Necroptosis
Classically, necrosis and apoptosis have been described as separated and opposite entities by the fact that the hallmark of necrosis is the generation of inflammation caused by the uncontrolled release of the cellular debris in the micro-environment, while apoptosis, as well as the other forms of Programmed Cell Death, avoid inflammation by means of integrated biochemical steps. However, recently, in-depth investigations showed that in certain settings also necrotic death can occur through pre-definite molecular pathways, while certain key steps of Programmed Cell Death can result in a necrosis-like death. So, new terms have been coined: necroptosis or programmed necrosis. These terms describe cases whereby necrosis is not accidental, but rather regulated and programmed, being therefore distinct from both apoptosis and accidental necrosis. The first evidence raised from the observation that Tumor Necrosis Factor-α (TNF-α) is able to induce both apoptosis and necrosis, especially in the presence of caspase-inhibitors. TNF-α binds specific receptors on the cell surface that transduce death signals via the extrinsic pathway of apoptosis, in other words by activating caspase 8. However, when caspase 8 is blocked by synthetic or viral inhibitors, or by drastic depletion of energy (ATP depletion), there is a shift from apoptosis toward necrosis, mediated by the RIP kinases, RIPK1 and RIPK3. Once activated, the RIPK1-RIPK3 complex stimulates BAK and BAX to generate massive Mitochondrial Outer Membrane Permeabilization (MOMP), with subsequent overwhelming production of Reactive Oxygen Species, responsible for diffuse oxidation of cellular component and eventually of lytic damages. Release of cellular contents and of Damage-Associated Molecular Patterns (DAMPs) occurs, which triggers activation of the immune system and initiates inflammation. Thus, these events are not passive, like in the traditional necrosis, but rather induced by an intracellular, dedicated signaling system, represented by the RIP kinases, RIPK1 and RIPK3.
Necroptosis has been described in the context of severe ischemia-reperfusion conditions, thereby participating in the pathogenesis of important diseases. In fact, myocardial, neuronal, and kidney necroptotic damage, strictly depending on RIPK1/RIPK3 activity, occurs when intense oxygen/nutrients deprivation takes place, e.g., in the territories directly perfused by an artery that suddenly plugs.

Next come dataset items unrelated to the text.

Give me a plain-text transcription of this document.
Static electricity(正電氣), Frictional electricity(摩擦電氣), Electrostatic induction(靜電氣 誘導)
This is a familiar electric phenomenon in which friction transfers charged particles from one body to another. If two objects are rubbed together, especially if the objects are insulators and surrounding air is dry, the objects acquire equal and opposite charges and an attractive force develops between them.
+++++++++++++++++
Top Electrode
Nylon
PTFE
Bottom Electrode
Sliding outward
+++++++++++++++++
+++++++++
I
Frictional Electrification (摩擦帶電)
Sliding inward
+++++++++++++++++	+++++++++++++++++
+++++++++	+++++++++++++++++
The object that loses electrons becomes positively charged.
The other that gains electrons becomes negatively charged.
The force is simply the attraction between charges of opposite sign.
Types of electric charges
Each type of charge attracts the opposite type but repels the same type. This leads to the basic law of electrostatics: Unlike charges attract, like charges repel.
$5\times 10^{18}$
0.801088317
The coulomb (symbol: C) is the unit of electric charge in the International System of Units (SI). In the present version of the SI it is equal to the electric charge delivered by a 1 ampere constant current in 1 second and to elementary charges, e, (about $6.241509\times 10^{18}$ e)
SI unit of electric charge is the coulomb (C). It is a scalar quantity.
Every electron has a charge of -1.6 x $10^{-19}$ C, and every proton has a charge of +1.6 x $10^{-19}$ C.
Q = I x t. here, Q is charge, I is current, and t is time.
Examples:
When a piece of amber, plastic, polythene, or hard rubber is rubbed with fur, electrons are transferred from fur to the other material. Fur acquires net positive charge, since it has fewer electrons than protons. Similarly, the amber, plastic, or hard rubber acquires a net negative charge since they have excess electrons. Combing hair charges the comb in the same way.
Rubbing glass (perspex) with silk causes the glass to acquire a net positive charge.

In this case the unexpected nutrients deprivation (ATP depletion), together with ROS elevation, drives the necrotic process through the direct stabilization of RIPK1-RIPK3 complex, which has JNK and p38 MAPK as downstream targets. For these reasons, it is possible to interfere with the necrotic death process, through modulation of JNK and p38 MAPK activity by Udonitrectag, that primarily acts via fast induction of MKP1 expression. Now substantial experimental work demonstrates the involvement JNK and p38 MAPK in the necrotic process. For example, Rotenone (a poison used to reproduce the pathogenesis of some neurodegenerative diseases) induces necroptotic death via JNK and p38 MZAPK activity in retinal ganglion cells; similarly, microglia (resident immune cells in the central nervous system) undergoes necroptotic death mediated by JNK when caspase 8 is blocked.